He had gone to give a hypodermic injection to Lafouasse, the tavern keeper, whose ataxia had within a short time made such rapid progress that he regarded him as doomed. But, notwithstanding, Pascal still fought obstinately against the disease, continuing the treatment, and as ill luck would have it, on this day the little syringe had caught up at the bottom of the vial an impure particle, which had escaped the filter. Immediately a drop of blood appeared; to complete his misfortune, he had punctured a vein. He was at once alarmed, seeing the tavern keeper turn pale and gasp for breath, while large drops of cold perspiration broke out upon his face. Then he understood; death came as if by a stroke of lightning, the lips turning blue, the face black. It was an embolism; he had nothing to blame but the insufficiency of his preparations, his still rude method. No doubt Lafouasse had been doomed. He could not, perhaps, have lived six months longer, and that in the midst of atrocious sufferings, but the brutal fact of this terrible death was none the less there, and what despairing regret, what rage against impotent and murderous science, and what a shock to his faith! He returned home, livid, and did not make his appearance again until the following day, after having remained sixteen hours shut up in his room, lying in a semi-stupor on the bed, across which he had thrown himself, dressed as he was.

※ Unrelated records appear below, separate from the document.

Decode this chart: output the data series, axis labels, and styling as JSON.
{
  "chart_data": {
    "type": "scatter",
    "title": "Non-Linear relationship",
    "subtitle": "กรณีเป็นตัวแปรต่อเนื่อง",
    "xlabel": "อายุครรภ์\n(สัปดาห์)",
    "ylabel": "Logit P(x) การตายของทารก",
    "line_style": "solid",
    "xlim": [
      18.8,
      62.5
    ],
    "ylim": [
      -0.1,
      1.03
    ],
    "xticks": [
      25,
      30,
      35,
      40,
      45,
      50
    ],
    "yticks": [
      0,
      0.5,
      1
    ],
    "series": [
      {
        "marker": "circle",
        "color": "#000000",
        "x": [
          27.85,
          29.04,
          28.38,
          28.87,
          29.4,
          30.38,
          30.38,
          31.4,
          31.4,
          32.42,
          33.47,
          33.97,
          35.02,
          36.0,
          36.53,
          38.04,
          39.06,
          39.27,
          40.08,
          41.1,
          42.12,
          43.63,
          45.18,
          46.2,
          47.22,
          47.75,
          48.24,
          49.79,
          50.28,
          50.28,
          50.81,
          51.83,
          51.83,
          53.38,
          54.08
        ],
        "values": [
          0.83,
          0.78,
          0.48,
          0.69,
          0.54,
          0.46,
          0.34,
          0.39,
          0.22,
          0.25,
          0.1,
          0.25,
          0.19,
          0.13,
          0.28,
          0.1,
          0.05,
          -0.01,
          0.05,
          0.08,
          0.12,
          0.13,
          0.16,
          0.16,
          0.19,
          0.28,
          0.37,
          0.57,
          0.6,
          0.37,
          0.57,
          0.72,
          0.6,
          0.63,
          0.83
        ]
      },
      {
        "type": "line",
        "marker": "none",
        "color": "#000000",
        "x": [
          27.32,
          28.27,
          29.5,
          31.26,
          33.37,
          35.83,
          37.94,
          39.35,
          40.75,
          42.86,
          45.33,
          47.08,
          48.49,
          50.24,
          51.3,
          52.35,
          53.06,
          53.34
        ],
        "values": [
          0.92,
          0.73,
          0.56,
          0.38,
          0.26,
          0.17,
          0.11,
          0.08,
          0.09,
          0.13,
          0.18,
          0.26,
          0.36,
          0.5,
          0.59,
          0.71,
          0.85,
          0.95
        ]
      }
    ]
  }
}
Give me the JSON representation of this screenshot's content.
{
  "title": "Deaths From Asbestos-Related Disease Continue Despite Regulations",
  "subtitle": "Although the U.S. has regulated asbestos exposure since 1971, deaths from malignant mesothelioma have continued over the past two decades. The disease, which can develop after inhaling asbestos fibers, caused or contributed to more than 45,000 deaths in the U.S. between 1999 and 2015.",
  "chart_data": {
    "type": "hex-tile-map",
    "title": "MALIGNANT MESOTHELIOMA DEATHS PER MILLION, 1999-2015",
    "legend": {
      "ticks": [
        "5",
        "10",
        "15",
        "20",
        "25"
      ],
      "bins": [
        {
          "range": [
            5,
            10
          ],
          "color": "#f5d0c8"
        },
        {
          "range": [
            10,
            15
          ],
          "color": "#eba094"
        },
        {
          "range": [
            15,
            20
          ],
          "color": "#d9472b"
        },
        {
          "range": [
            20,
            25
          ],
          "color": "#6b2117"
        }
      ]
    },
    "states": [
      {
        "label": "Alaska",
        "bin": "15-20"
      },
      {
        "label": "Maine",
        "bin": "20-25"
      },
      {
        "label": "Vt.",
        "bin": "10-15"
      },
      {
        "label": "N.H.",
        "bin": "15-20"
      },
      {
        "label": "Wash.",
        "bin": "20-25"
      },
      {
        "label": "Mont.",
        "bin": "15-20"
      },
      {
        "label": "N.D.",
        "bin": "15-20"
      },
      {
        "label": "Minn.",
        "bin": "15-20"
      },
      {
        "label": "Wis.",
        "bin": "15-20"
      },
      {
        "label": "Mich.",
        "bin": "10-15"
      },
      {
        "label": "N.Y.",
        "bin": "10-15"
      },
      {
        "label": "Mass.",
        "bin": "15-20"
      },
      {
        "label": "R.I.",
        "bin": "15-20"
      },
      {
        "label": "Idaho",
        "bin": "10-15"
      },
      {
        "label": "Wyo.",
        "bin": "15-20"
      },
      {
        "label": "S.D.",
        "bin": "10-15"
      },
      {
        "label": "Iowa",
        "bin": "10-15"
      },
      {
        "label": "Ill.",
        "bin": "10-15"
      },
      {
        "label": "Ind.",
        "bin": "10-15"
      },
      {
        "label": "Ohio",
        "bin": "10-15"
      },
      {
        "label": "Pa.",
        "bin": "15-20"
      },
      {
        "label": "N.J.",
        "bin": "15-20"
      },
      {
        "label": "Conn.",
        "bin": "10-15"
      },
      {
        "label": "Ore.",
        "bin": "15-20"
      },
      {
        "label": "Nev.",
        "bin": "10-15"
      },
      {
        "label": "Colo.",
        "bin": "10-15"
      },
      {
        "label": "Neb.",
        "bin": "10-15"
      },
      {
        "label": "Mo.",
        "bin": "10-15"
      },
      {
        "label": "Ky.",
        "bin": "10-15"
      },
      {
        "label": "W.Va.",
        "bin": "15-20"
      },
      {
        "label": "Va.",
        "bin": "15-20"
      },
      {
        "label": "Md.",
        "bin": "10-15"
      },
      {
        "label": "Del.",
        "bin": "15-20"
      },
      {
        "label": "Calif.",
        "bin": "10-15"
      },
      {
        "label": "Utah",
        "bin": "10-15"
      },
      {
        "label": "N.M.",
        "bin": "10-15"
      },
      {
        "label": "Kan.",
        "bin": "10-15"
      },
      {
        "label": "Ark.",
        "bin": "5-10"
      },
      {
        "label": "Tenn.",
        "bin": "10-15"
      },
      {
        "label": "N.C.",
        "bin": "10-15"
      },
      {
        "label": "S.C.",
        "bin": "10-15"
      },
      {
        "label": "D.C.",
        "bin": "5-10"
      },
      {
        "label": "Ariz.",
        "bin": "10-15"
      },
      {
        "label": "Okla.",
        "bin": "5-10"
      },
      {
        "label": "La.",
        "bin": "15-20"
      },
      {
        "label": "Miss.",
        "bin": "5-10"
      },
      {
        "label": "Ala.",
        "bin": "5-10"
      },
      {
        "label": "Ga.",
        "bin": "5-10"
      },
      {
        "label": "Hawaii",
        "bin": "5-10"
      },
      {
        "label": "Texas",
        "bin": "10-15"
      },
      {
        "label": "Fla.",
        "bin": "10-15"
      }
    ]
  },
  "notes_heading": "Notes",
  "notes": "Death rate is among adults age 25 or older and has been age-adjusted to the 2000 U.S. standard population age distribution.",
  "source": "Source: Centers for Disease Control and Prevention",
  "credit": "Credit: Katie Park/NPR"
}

On the afternoon of this day Clotilde, who was sitting beside him in the study, sewing, ventured to break the oppressive silence. She looked up, and saw him turning over the leaves of a book wearily, searching for some information which he was unable to find.

“Master, are you ill? Why do you not tell me, if you are. I would take care of you.”

He kept his eyes bent upon the book, and muttered:

“What does it matter to you whether I am ill or not? I need no one to take care of me.”

She resumed, in a conciliating voice:

“If you have troubles, and can tell them to me, it would perhaps be a relief to you to do so. Yesterday you came in looking so sad. You must not allow yourself to be cast down in that way. I have spent a very anxious night. I came to your door three times to listen, tormented by the idea that you were suffering.”

Gently as she spoke, her words were like the cut of a whip. In his weak and nervous condition a sudden access of rage made him push away the book and rise up trembling.

“So you spy upon me, then. I cannot even retire to my room without people coming to glue their ears to the walls. Yes, you listen even to the beatings of my heart. You watch for my death, to pillage and burn everything here.”

His voice rose and all his unjust suffering vented itself in complaints and threats.